Par Réjean Lortie
Sans une culture solide, vous recrutez pour les autres.
Recruter, c’est une chose. Garder les bons, c’en est une autre. Avec la relève, la carrosserie n’est pas « à part » : elle suit les mêmes attentes qu’ailleurs. La différence se joue dans votre culture, votre gestion et l’expérience que vous offrez à l’atelier, jour après jour.
On n’embauche plus seulement pour des compétences : plusieurs jeunes veulent du sens, de la reconnaissance et une vie qui tient la route. Ils ne veulent pas « vivre pour travailler » — ils veulent travailler pour mieux vivre.
La relève ne cherche pas une promesse parfaite : elle cherche un atelier cohérent. Si votre culture est claire et vécue au quotidien, vous n’attirerez pas seulement des candidatures — vous retiendrez des gens qui ont envie de bâtir avec vous.
Les choses ont changé
Les technologies de réparation se complexifient et vous obligent à revoir vos méthodes. La relève, elle aussi, a changé.
Médias sociaux, info en continu, pression économique : leurs priorités évoluent vite. Au moment de choisir un employeur, ils évaluent autant l’ambiance, l’encadrement et les possibilités d’apprentissage que le salaire.
De l’entrevue à l’échange
L’entrevue n’est plus un interrogatoire : c’est une discussion. Et dans cette discussion, vos valeurs et votre culture d’entreprise pèsent lourd. Lors de vos rencontres avec un employé potentiel, allez au-delà du CV qui reflète le savoir-faire : intéressez-vous aussi à l’attitude, au comportement, aux besoins et aux objectifs, bref, au savoir-être.
Pourquoi nous choisir ?
Choisir un atelier, aujourd’hui, c’est choisir une façon de travailler. Une promesse, oui — mais surtout des preuves, sur le plancher.
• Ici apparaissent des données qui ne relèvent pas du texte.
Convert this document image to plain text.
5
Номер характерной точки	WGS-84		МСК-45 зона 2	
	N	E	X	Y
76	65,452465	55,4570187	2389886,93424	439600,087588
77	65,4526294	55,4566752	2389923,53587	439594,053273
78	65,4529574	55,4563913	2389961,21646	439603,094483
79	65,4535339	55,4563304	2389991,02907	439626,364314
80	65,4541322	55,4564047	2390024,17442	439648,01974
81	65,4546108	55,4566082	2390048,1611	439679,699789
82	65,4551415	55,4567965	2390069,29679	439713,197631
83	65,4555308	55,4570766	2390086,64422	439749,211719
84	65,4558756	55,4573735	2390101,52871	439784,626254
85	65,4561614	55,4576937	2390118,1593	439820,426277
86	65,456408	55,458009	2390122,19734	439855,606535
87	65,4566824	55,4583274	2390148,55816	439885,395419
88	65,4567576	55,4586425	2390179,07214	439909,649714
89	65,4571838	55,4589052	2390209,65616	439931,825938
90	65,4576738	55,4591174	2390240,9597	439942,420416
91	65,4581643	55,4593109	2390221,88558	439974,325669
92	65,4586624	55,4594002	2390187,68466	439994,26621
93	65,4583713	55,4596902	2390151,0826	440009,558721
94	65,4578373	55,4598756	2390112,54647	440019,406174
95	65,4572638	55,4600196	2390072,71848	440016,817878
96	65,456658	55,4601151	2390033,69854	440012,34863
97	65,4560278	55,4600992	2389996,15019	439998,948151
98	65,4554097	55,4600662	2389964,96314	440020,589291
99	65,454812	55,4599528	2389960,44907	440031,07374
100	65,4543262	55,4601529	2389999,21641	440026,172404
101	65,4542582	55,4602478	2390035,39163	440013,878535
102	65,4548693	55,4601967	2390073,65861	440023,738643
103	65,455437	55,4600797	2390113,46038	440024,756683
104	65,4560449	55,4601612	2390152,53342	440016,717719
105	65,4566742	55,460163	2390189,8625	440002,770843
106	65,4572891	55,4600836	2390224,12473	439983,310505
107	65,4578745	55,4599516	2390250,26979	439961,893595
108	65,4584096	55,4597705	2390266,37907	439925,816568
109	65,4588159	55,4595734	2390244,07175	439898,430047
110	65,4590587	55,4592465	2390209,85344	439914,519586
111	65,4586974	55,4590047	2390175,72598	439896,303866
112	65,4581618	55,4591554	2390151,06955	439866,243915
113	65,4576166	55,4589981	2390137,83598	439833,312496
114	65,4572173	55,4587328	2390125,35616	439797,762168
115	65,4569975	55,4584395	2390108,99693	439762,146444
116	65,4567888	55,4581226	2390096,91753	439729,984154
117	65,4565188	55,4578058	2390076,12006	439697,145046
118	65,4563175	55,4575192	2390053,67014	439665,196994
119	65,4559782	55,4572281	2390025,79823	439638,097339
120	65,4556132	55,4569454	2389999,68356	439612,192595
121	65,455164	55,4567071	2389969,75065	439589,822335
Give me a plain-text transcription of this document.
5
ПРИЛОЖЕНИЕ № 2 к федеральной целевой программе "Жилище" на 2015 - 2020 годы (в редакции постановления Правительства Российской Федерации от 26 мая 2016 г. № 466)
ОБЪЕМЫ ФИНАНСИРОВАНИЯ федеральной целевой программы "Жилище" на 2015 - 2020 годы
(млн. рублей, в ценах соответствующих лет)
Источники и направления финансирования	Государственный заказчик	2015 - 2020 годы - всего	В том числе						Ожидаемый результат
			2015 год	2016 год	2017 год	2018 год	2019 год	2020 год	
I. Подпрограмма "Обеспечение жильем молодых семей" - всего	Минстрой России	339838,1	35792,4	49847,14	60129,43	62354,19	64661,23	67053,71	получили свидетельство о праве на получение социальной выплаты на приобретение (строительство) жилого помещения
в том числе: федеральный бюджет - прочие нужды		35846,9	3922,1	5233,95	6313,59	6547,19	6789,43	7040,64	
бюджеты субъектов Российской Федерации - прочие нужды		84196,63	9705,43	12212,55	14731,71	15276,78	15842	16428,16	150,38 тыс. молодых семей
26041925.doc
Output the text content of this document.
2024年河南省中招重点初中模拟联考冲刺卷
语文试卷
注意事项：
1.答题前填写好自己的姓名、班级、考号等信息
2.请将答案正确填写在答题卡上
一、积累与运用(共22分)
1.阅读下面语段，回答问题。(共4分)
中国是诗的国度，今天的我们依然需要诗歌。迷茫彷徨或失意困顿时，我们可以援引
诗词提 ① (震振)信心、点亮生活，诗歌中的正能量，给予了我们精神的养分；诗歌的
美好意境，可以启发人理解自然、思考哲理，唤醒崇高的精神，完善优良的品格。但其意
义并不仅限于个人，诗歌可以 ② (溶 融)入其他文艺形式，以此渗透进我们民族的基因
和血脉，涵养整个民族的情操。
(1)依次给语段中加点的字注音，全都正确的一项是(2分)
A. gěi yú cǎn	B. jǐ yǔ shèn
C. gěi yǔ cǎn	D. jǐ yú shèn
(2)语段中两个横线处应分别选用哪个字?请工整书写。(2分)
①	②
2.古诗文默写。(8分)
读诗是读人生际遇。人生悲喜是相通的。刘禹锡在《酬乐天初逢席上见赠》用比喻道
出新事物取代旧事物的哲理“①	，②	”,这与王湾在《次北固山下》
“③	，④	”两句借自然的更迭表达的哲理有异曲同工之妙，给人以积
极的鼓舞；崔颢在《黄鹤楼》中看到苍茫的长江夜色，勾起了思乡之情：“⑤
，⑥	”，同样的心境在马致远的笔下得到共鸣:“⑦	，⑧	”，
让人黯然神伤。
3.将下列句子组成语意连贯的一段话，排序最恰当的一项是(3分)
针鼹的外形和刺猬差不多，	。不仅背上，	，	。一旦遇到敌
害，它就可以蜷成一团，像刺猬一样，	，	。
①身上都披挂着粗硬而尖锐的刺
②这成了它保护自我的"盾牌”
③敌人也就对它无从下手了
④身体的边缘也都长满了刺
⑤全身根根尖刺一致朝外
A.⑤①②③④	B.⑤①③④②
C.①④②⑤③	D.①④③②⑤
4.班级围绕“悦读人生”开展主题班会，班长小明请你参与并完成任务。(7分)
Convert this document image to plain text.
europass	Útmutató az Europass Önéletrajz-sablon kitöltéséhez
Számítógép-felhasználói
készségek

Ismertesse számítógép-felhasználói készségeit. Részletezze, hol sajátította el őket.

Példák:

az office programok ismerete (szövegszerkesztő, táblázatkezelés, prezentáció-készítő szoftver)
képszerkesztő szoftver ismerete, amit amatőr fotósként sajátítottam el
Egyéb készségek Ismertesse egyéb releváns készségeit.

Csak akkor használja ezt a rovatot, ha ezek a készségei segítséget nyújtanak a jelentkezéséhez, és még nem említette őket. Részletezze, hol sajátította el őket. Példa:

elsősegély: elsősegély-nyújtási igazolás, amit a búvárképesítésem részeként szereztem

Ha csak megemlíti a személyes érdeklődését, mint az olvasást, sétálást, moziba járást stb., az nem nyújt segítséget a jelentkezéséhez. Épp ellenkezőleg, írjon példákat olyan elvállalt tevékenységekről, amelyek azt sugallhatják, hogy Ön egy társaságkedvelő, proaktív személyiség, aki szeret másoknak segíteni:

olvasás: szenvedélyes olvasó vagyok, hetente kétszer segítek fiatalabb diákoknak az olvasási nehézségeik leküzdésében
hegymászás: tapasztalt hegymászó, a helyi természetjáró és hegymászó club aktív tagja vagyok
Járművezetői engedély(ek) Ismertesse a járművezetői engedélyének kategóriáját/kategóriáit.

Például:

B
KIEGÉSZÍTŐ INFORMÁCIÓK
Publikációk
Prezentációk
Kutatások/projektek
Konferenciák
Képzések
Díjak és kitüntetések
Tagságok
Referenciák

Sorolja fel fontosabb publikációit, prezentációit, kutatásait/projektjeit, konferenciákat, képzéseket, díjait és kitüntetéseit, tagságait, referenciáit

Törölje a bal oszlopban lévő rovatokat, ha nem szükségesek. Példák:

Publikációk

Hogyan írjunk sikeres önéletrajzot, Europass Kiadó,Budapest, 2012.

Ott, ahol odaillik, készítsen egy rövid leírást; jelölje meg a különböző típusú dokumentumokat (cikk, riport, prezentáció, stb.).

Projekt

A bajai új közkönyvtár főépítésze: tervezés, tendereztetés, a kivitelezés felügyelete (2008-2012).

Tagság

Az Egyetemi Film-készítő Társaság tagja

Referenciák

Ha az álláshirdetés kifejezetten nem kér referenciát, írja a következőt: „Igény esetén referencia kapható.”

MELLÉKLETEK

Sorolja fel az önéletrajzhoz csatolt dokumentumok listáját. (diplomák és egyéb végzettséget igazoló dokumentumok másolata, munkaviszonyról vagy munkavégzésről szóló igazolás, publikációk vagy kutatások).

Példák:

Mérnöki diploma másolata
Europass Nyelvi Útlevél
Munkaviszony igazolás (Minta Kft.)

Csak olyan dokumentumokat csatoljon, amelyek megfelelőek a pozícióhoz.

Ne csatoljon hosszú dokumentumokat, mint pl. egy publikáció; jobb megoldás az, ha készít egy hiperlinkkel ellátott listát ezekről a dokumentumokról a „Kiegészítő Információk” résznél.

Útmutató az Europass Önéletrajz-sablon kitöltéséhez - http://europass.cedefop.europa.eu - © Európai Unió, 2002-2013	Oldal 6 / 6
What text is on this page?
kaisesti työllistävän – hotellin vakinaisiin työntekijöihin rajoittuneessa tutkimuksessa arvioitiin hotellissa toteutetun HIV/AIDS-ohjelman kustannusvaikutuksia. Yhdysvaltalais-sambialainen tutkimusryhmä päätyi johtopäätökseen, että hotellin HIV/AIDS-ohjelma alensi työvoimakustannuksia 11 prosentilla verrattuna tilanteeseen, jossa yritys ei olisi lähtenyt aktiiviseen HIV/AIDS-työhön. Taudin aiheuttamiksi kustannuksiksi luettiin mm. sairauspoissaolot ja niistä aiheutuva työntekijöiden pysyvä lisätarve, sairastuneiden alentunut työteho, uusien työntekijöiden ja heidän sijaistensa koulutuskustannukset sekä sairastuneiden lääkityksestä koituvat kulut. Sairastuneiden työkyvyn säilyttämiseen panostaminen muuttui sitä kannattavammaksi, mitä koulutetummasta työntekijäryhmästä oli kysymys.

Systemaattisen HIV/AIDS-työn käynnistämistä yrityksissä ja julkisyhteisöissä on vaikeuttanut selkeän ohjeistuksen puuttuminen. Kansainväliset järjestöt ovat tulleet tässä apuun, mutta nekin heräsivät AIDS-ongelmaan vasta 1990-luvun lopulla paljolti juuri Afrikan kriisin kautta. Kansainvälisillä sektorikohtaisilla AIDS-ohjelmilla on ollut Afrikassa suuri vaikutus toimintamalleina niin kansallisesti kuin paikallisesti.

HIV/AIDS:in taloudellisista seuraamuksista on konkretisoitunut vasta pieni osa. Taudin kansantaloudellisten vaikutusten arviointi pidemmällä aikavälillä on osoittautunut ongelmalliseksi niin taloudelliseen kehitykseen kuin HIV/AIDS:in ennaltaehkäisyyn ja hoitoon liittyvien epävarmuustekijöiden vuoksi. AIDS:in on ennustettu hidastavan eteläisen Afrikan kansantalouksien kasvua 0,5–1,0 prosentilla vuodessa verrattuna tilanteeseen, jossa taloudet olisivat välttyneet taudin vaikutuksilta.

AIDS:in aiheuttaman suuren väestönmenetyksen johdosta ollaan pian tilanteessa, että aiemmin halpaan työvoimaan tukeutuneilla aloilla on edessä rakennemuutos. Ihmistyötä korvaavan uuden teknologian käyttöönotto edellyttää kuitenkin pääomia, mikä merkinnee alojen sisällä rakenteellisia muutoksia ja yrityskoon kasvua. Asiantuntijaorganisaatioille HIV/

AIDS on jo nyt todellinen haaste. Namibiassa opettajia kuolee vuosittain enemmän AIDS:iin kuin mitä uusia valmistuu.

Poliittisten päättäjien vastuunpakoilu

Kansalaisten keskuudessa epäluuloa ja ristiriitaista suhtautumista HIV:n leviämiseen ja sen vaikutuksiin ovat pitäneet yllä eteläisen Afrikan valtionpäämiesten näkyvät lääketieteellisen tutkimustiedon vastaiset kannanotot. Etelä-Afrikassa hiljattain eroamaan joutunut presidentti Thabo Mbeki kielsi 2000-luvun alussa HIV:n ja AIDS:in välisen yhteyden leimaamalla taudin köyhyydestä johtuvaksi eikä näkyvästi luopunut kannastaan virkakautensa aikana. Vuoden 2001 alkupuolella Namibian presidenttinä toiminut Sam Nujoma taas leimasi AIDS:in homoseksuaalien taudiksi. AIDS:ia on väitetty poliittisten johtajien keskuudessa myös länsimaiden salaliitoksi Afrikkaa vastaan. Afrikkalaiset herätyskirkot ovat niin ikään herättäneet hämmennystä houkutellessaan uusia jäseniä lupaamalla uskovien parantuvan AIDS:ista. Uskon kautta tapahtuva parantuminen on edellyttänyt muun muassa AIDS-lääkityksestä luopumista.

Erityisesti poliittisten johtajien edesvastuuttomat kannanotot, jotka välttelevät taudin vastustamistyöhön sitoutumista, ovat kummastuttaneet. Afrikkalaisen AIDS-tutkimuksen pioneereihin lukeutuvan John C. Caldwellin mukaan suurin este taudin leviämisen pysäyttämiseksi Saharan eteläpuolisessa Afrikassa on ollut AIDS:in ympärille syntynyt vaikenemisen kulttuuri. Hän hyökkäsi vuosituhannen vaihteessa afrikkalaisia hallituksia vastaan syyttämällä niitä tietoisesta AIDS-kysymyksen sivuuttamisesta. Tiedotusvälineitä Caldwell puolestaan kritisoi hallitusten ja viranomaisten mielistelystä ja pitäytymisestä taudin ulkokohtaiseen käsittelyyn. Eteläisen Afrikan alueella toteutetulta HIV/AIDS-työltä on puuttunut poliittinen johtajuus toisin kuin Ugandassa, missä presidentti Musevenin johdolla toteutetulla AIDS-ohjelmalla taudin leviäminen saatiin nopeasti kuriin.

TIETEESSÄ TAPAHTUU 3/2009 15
Au cœur de cette culture, il y a l’entrepreneur. Son leadership inspire : il établit des attentes nettes, cultive le respect, exprime sa reconnaissance, favorise une communication ouverte, encourage l’autonomie et offre de véritables possibilités d’épanouissement.
À faire dès maintenant (3 gestes)
- Rendre vos attentes visibles : horaires, standards de qualité, règles d’atelier et « ce qui compte vraiment ».
- Structurer l’intégration : un mentor, un plan sur 30 jours et de courts points de suivi chaque semaine.
- Reconnaître et faire grandir : rétroaction régulière, formations ciblées et parcours clair (apprenti → compagnon → leader).